The design according to the invention is based on the consideration that the vehicle drive is configured for maximum conveying flow even for the braking and overrunning operation. Since, however, as the traveling speed decreases the amount of conveyed hydraulic fluid is reduced, the restricting effect of the closed circuit becomes lower, and so a higher pressure can build up in the line upstream of the variable displacement pump. As a result, as the traveling speed decreases, the difference in pressure at the variable displacement pump increases. That portion of flow energy which has still to be converted into heat is reduced thereby, since the reduced difference in pressure becomes smaller overall.
The novel method of this invention comprises a sequence valve responding to the pressure, which is produced by the hydraulic motor, to control the pivot angle of the variable displacement pump. At least one pressure regulating valve and a main circular orifice are arranged in parallel in the line downstream of the sequence valve, in the direction of flow of the hydraulic fluid. This arrangement provides that the product of the displacement volume of the variable displacement pump and of the pressure of the hydraulic fluid in the line upstream of the variable displacement pump remain approximately constant.

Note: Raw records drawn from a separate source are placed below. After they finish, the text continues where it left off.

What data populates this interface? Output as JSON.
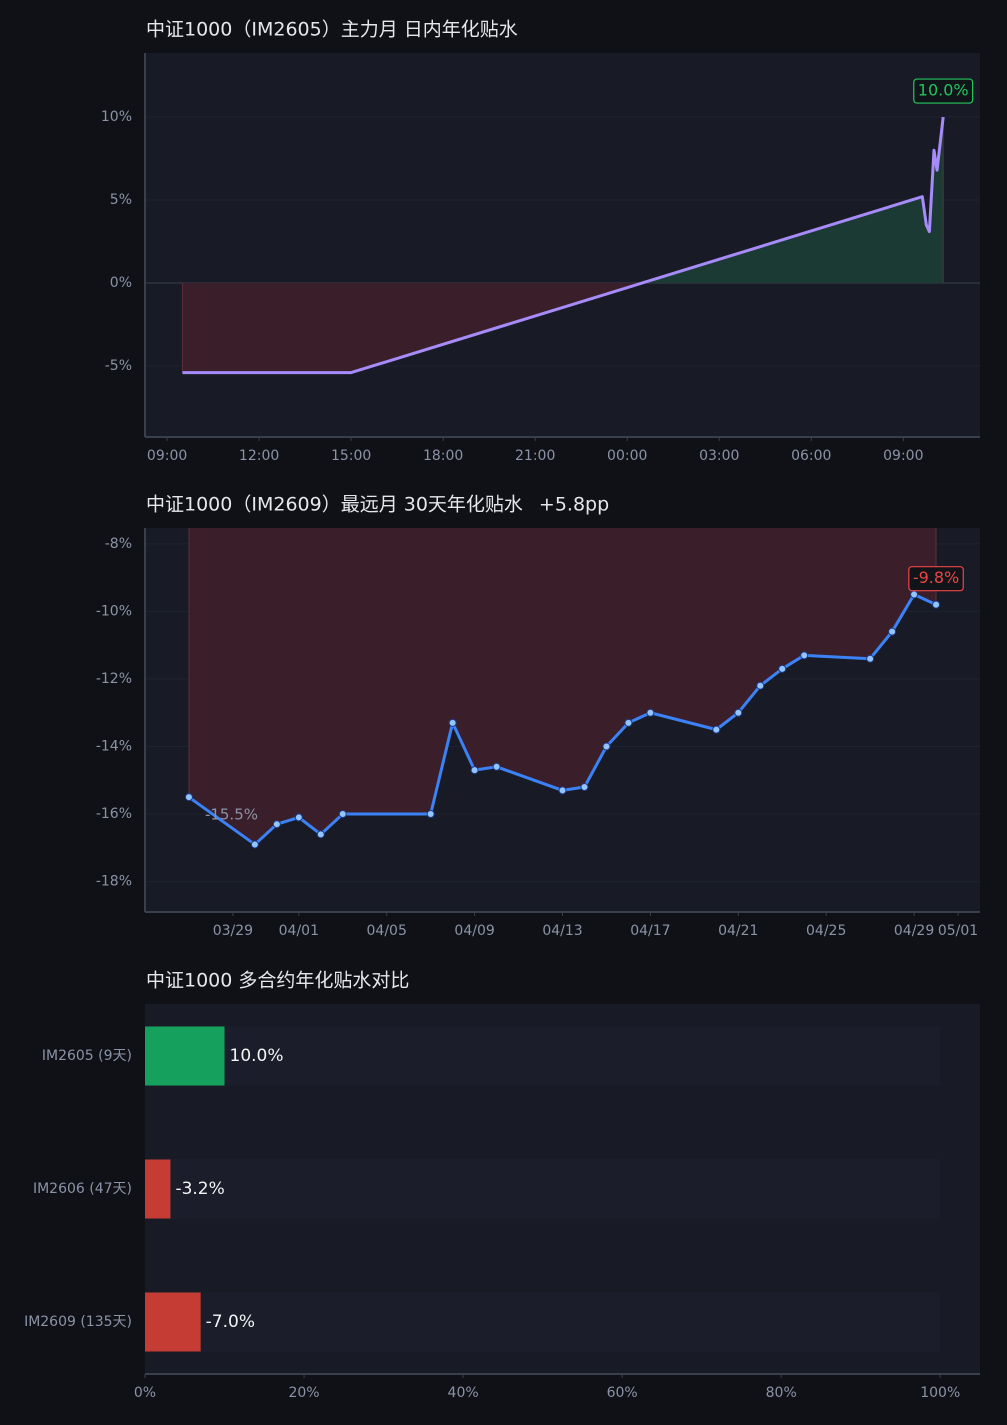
{
  "chart_data": [
    {
      "type": "line",
      "title": "中证1000（IM2605）主力月 日内年化贴水",
      "x": [
        9.5,
        15,
        33.62,
        33.75,
        33.85,
        34.0,
        34.1,
        34.3
      ],
      "series": [
        {
          "name": "IM2605",
          "color": "#a78bfa",
          "values": [
            -5.4,
            -5.4,
            5.2,
            3.5,
            3.1,
            8.0,
            6.8,
            10.0
          ],
          "value_labels": [
            null,
            null,
            null,
            null,
            null,
            null,
            null,
            "10.0%"
          ]
        }
      ],
      "xlim": [
        8.28,
        35.5
      ],
      "xticks": [
        {
          "value": 9,
          "label": "09:00"
        },
        {
          "value": 12,
          "label": "12:00"
        },
        {
          "value": 15,
          "label": "15:00"
        },
        {
          "value": 18,
          "label": "18:00"
        },
        {
          "value": 21,
          "label": "21:00"
        },
        {
          "value": 24,
          "label": "00:00"
        },
        {
          "value": 27,
          "label": "03:00"
        },
        {
          "value": 30,
          "label": "06:00"
        },
        {
          "value": 33,
          "label": "09:00"
        }
      ],
      "ylim": [
        -9.28,
        13.86
      ],
      "yticks": [
        {
          "value": -5,
          "label": "-5%"
        },
        {
          "value": 0,
          "label": "0%"
        },
        {
          "value": 5,
          "label": "5%"
        },
        {
          "value": 10,
          "label": "10%"
        }
      ],
      "grid": true,
      "markers": false,
      "area_colors": {
        "positive": "#1b3a33",
        "negative": "#3a1f2a"
      }
    },
    {
      "type": "line",
      "title": "中证1000（IM2609）最远月 30天年化贴水",
      "subtitle": "+5.8pp",
      "x": [
        "03/27",
        "03/30",
        "03/31",
        "04/01",
        "04/02",
        "04/03",
        "04/07",
        "04/08",
        "04/09",
        "04/10",
        "04/13",
        "04/14",
        "04/15",
        "04/16",
        "04/17",
        "04/20",
        "04/21",
        "04/22",
        "04/23",
        "04/24",
        "04/27",
        "04/28",
        "04/29",
        "04/30"
      ],
      "series": [
        {
          "name": "IM2609",
          "color": "#3b82f6",
          "values": [
            -15.5,
            -16.9,
            -16.3,
            -16.1,
            -16.6,
            -16.0,
            -16.0,
            -13.3,
            -14.7,
            -14.6,
            -15.3,
            -15.2,
            -14.0,
            -13.3,
            -13.0,
            -13.5,
            -13.0,
            -12.2,
            -11.7,
            -11.3,
            -11.4,
            -10.6,
            -9.5,
            -9.8
          ],
          "value_labels": [
            "-15.5%",
            null,
            null,
            null,
            null,
            null,
            null,
            null,
            null,
            null,
            null,
            null,
            null,
            null,
            null,
            null,
            null,
            null,
            null,
            null,
            null,
            null,
            null,
            "-9.8%"
          ]
        }
      ],
      "xlim": [
        "03/25",
        "05/02"
      ],
      "xticks": [
        "03/29",
        "04/01",
        "04/05",
        "04/09",
        "04/13",
        "04/17",
        "04/21",
        "04/25",
        "04/29",
        "05/01"
      ],
      "ylim": [
        -18.9,
        -7.53
      ],
      "yticks": [
        {
          "value": -18,
          "label": "-18%"
        },
        {
          "value": -16,
          "label": "-16%"
        },
        {
          "value": -14,
          "label": "-14%"
        },
        {
          "value": -12,
          "label": "-12%"
        },
        {
          "value": -10,
          "label": "-10%"
        },
        {
          "value": -8,
          "label": "-8%"
        }
      ],
      "grid": true,
      "markers": true,
      "area_colors": {
        "positive": "#1b3a33",
        "negative": "#3a1f2a"
      }
    },
    {
      "type": "hbar",
      "title": "中证1000 多合约年化贴水对比",
      "categories": [
        "IM2605 (9天)",
        "IM2606 (47天)",
        "IM2609 (135天)"
      ],
      "values": [
        10.0,
        -3.2,
        -7.0
      ],
      "value_labels": [
        "10.0%",
        "-3.2%",
        "-7.0%"
      ],
      "positive_color": "#16a05d",
      "negative_color": "#c43c34",
      "xlim": [
        0,
        105
      ],
      "xticks": [
        {
          "value": 0,
          "label": "0%"
        },
        {
          "value": 20,
          "label": "20%"
        },
        {
          "value": 40,
          "label": "40%"
        },
        {
          "value": 60,
          "label": "60%"
        },
        {
          "value": 80,
          "label": "80%"
        },
        {
          "value": 100,
          "label": "100%"
        }
      ]
    }
  ]
}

A further advantageous refinement of this consists in a one-way or check valve being arranged in parallel connection to the constructional unit consisting of the sequence valve, a restrictor or an orifice, at least one pressure regulating valve and a main circular orifice. The check valve blocks the throughflow of the hydraulic fluid in the direction from the hydraulic motor to the variable displacement pump, but releases or allows it in the opposite direction. This refinement achieves the result that in spite of the built-in parts in the high pressure line for the braking operation, undisturbed operation is possible at any time in the reverse direction of travel. In this case, the hydraulic fluid bypasses the sequence valve, orifice and pressure regulating valve and flows through the opened check valve from the variable displacement pump to the hydraulic motor. The main circular orifice brings about a targeted restriction of the hydraulic fluid in such a manner that, in the braking or overrunning operation and at maximum vehicle speed, the pressure regulating valve immediately closes.

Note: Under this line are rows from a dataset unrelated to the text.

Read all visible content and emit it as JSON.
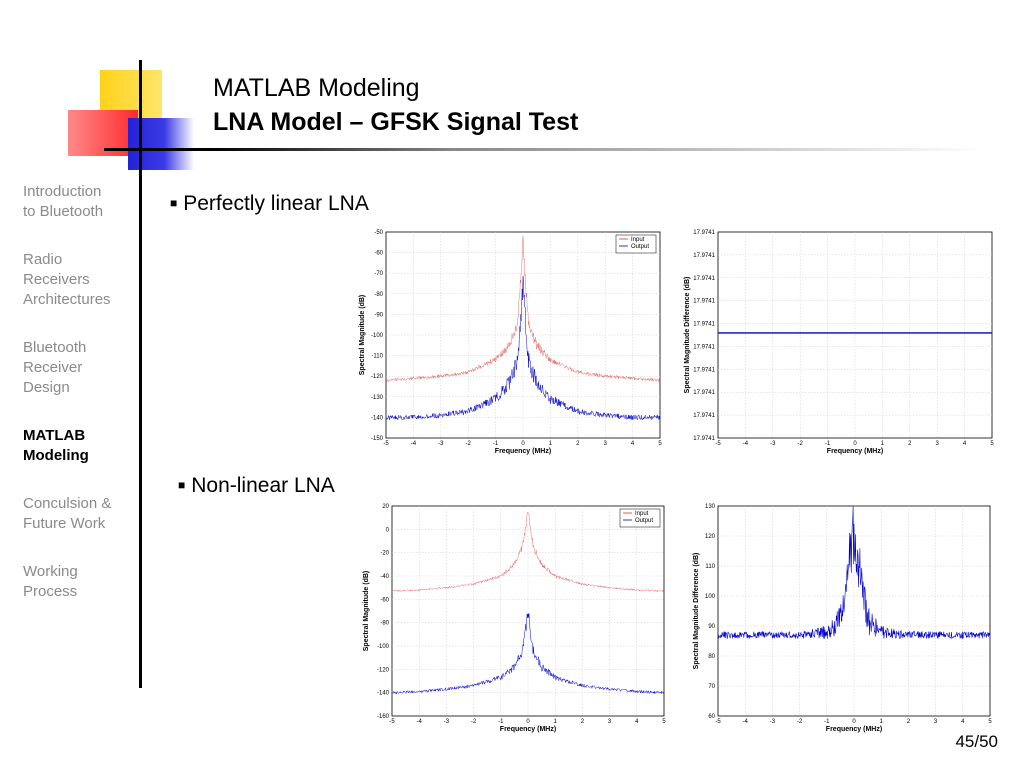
{
  "slide": {
    "title_line1": "MATLAB Modeling",
    "title_line2": "LNA Model – GFSK Signal Test",
    "page_number": "45/50"
  },
  "sidebar": {
    "items": [
      {
        "label": "Introduction\nto Bluetooth",
        "active": false
      },
      {
        "label": "Radio\nReceivers\nArchitectures",
        "active": false
      },
      {
        "label": "Bluetooth\nReceiver\nDesign",
        "active": false
      },
      {
        "label": "MATLAB\nModeling",
        "active": true
      },
      {
        "label": "Conculsion &\nFuture Work",
        "active": false
      },
      {
        "label": "Working\nProcess",
        "active": false
      }
    ]
  },
  "bullets": {
    "linear": "Perfectly linear LNA",
    "nonlinear": "Non-linear LNA"
  },
  "colors": {
    "input_series": "#e03030",
    "output_series": "#0000cc",
    "grid": "#cfcfcf"
  },
  "chart_data": [
    {
      "type": "line",
      "xlabel": "Frequency (MHz)",
      "ylabel": "Spectral Magnitude (dB)",
      "xlim": [
        -5,
        5
      ],
      "ylim": [
        -150,
        -50
      ],
      "xticks": [
        "-5",
        "-4",
        "-3",
        "-2",
        "-1",
        "0",
        "1",
        "2",
        "3",
        "4",
        "5"
      ],
      "yticks": [
        "-50",
        "-60",
        "-70",
        "-80",
        "-90",
        "-100",
        "-110",
        "-120",
        "-130",
        "-140",
        "-150"
      ],
      "legend": [
        "Input",
        "Output"
      ],
      "legend_position": "top-right",
      "grid": true,
      "series": [
        {
          "name": "Input",
          "x": [
            -5,
            -4,
            -3,
            -2,
            -1,
            -0.5,
            -0.2,
            0,
            0.2,
            0.5,
            1,
            2,
            3,
            4,
            5
          ],
          "y": [
            -122,
            -121,
            -120,
            -118,
            -112,
            -105,
            -95,
            -55,
            -95,
            -105,
            -112,
            -118,
            -120,
            -121,
            -122
          ]
        },
        {
          "name": "Output",
          "x": [
            -5,
            -4,
            -3,
            -2,
            -1,
            -0.5,
            -0.2,
            0,
            0.2,
            0.5,
            1,
            2,
            3,
            4,
            5
          ],
          "y": [
            -140,
            -140,
            -139,
            -137,
            -131,
            -123,
            -113,
            -75,
            -113,
            -123,
            -131,
            -137,
            -139,
            -140,
            -140
          ]
        }
      ]
    },
    {
      "type": "line",
      "xlabel": "Frequency (MHz)",
      "ylabel": "Spectral Magnitude Difference (dB)",
      "xlim": [
        -5,
        5
      ],
      "xticks": [
        "-5",
        "-4",
        "-3",
        "-2",
        "-1",
        "0",
        "1",
        "2",
        "3",
        "4",
        "5"
      ],
      "yticks": [
        "17.9741",
        "17.9741",
        "17.9741",
        "17.9741",
        "17.9741",
        "17.9741",
        "17.9741",
        "17.9741",
        "17.9741",
        "17.9741"
      ],
      "grid": true,
      "series": [
        {
          "x": [
            -5,
            5
          ],
          "y": [
            17.9741,
            17.9741
          ]
        }
      ]
    },
    {
      "type": "line",
      "xlabel": "Frequency (MHz)",
      "ylabel": "Spectral Magnitude (dB)",
      "xlim": [
        -5,
        5
      ],
      "ylim": [
        -160,
        20
      ],
      "xticks": [
        "-5",
        "-4",
        "-3",
        "-2",
        "-1",
        "0",
        "1",
        "2",
        "3",
        "4",
        "5"
      ],
      "yticks": [
        "20",
        "0",
        "-20",
        "-40",
        "-60",
        "-80",
        "-100",
        "-120",
        "-140",
        "-160"
      ],
      "legend": [
        "Input",
        "Output"
      ],
      "legend_position": "top-right",
      "grid": true,
      "series": [
        {
          "name": "Input",
          "x": [
            -5,
            -4,
            -3,
            -2,
            -1,
            -0.5,
            -0.2,
            0,
            0.2,
            0.5,
            1,
            2,
            3,
            4,
            5
          ],
          "y": [
            -53,
            -52,
            -50,
            -47,
            -40,
            -30,
            -15,
            15,
            -15,
            -30,
            -40,
            -47,
            -50,
            -52,
            -53
          ]
        },
        {
          "name": "Output",
          "x": [
            -5,
            -4,
            -3,
            -2,
            -1,
            -0.5,
            -0.2,
            0,
            0.2,
            0.5,
            1,
            2,
            3,
            4,
            5
          ],
          "y": [
            -140,
            -139,
            -137,
            -134,
            -127,
            -118,
            -105,
            -72,
            -105,
            -118,
            -127,
            -134,
            -137,
            -139,
            -140
          ]
        }
      ]
    },
    {
      "type": "line",
      "xlabel": "Frequency (MHz)",
      "ylabel": "Spectral Magnitude Difference (dB)",
      "xlim": [
        -5,
        5
      ],
      "ylim": [
        60,
        130
      ],
      "xticks": [
        "-5",
        "-4",
        "-3",
        "-2",
        "-1",
        "0",
        "1",
        "2",
        "3",
        "4",
        "5"
      ],
      "yticks": [
        "130",
        "120",
        "110",
        "100",
        "90",
        "80",
        "70",
        "60"
      ],
      "grid": true,
      "series": [
        {
          "x": [
            -5,
            -3,
            -2,
            -1,
            -0.5,
            -0.2,
            0,
            0.2,
            0.5,
            1,
            2,
            3,
            5
          ],
          "y": [
            87,
            87,
            87,
            88,
            92,
            110,
            122,
            110,
            92,
            88,
            87,
            87,
            87
          ]
        }
      ]
    }
  ]
}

A further advantage of the instant invention is that the arrangement is performed in such a manner that in the braking operation the variable displacement pump is directed by the sequence valve to a relatively large pivot angle if the sequence valve, by reaching the set increased pressure, is responding for the first time. After that, the pivot angle is then restored stepwise because the pressure in the line upstream of the variable displacement pump increases because the conveying amount is becoming smaller.

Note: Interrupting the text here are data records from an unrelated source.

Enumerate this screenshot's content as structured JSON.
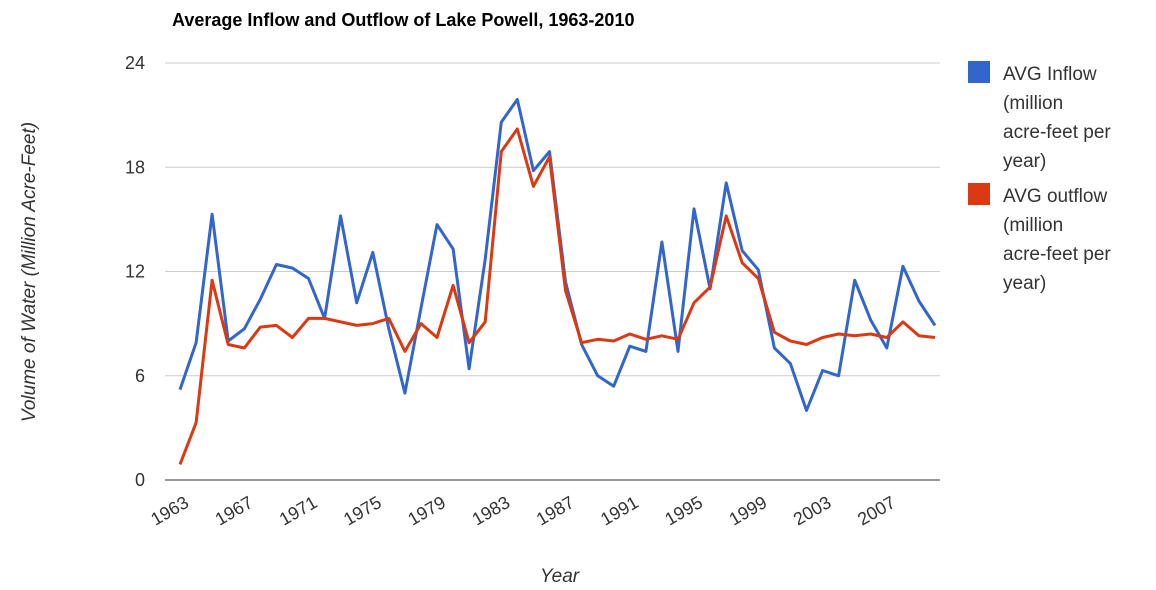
{
  "chart_data": {
    "type": "line",
    "title": "Average Inflow and Outflow of Lake Powell, 1963-2010",
    "xlabel": "Year",
    "ylabel": "Volume of Water (Million Acre-Feet)",
    "ylim": [
      0,
      24
    ],
    "y_ticks": [
      "0",
      "6",
      "12",
      "18",
      "24"
    ],
    "x_tick_labels": [
      "1963",
      "1967",
      "1971",
      "1975",
      "1979",
      "1983",
      "1987",
      "1991",
      "1995",
      "1999",
      "2003",
      "2007"
    ],
    "grid": true,
    "legend_position": "right",
    "x": [
      1963,
      1964,
      1965,
      1966,
      1967,
      1968,
      1969,
      1970,
      1971,
      1972,
      1973,
      1974,
      1975,
      1976,
      1977,
      1978,
      1979,
      1980,
      1981,
      1982,
      1983,
      1984,
      1985,
      1986,
      1987,
      1988,
      1989,
      1990,
      1991,
      1992,
      1993,
      1994,
      1995,
      1996,
      1997,
      1998,
      1999,
      2000,
      2001,
      2002,
      2003,
      2004,
      2005,
      2006,
      2007,
      2008,
      2009,
      2010
    ],
    "series": [
      {
        "name": "AVG Inflow (million acre-feet per year)",
        "color": "#3366cc",
        "values": [
          5.2,
          7.9,
          15.3,
          8.0,
          8.7,
          10.4,
          12.4,
          12.2,
          11.6,
          9.3,
          15.2,
          10.2,
          13.1,
          8.7,
          5.0,
          9.9,
          14.7,
          13.3,
          6.4,
          12.7,
          20.6,
          21.9,
          17.8,
          18.9,
          11.4,
          7.8,
          6.0,
          5.4,
          7.7,
          7.4,
          13.7,
          7.4,
          15.6,
          11.0,
          17.1,
          13.2,
          12.1,
          7.6,
          6.7,
          4.0,
          6.3,
          6.0,
          11.5,
          9.2,
          7.6,
          12.3,
          10.3,
          8.9
        ]
      },
      {
        "name": "AVG outflow (million acre-feet per year)",
        "color": "#dc3912",
        "values": [
          0.9,
          3.3,
          11.5,
          7.8,
          7.6,
          8.8,
          8.9,
          8.2,
          9.3,
          9.3,
          9.1,
          8.9,
          9.0,
          9.3,
          7.4,
          9.0,
          8.2,
          11.2,
          7.9,
          9.1,
          18.9,
          20.2,
          16.9,
          18.6,
          10.9,
          7.9,
          8.1,
          8.0,
          8.4,
          8.1,
          8.3,
          8.1,
          10.2,
          11.1,
          15.2,
          12.5,
          11.6,
          8.5,
          8.0,
          7.8,
          8.2,
          8.4,
          8.3,
          8.4,
          8.2,
          9.1,
          8.3,
          8.2
        ]
      }
    ]
  }
}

This can be configured purely hydraulically. However, a combination of electronics and hydraulic circuitry is also possible in that the rotational speed of the diesel engine being incorporated as the influencing variable. This is accomplished by an electrically proportional sequence valve which is controlled by an electronic control device as a function of rotational speed of the diesel engine, which controls the pivot angle of the variable displacement pump via a pump bypass line, if the increased pressure is present in the pump bypass line.